Imaginez-vous une magnifique nuit d’été, une terrasse plongeant sur la vue du Mont-Blanc, l’aiguille du midi, le coucher de soleil rosissant les sommets. L’auberge du Bois Pin peut se targuer d’avoir probablement une des plus belles vues de Chamonix. Mais cela peut s’arrêter la. Cadre complètement classique, un aménagement des années 80 avec de vieilles boiseries que probablement nos parents adoreraient, une cuisine sans créativité mais avec des produits de qualité. Une vaisselle totalement inadaptée aux motifs de la nappe. Pour commencer, une poêlée d’escargots de Magland et tartifle en robe des champs, cromesquis à la crème d’ail et ache. En fait une assiette d’escargots accompagnés de quelques pommes de terre nouvelles avec un beignet remplis d’une crème tiède sans gout particulier et de quelques feuilles de salade.

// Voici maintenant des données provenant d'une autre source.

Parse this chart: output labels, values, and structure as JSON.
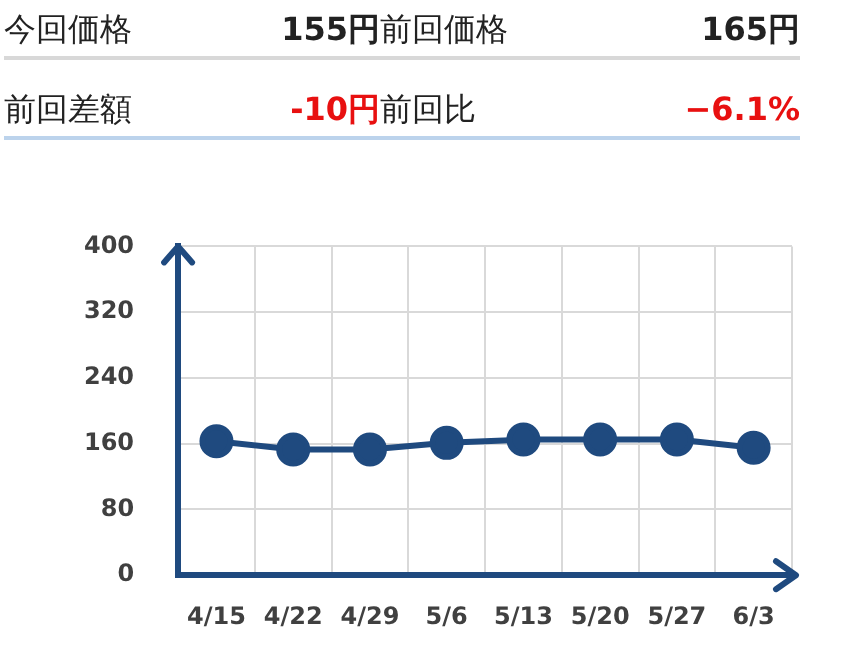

Suivi d’une pièce d’agneau rôtie au serpolet du Bois Prin, farçon aux fruits d’été. L’agneau était surcuit malgré l’avoir demandé rosé, la sauce s’il y en avait une, avait disparu de l’assiette, le farçon sans aucune particularité. Par contre intéressant plateau de fromage de la région, avec des pâtes tout à fait à point. Mention aussi spéciale pour une belle carte de vin qui peut même proposer des côtes du Rhône de Marcel Richaud pour moins de 30 euros. Desserts inintéressants.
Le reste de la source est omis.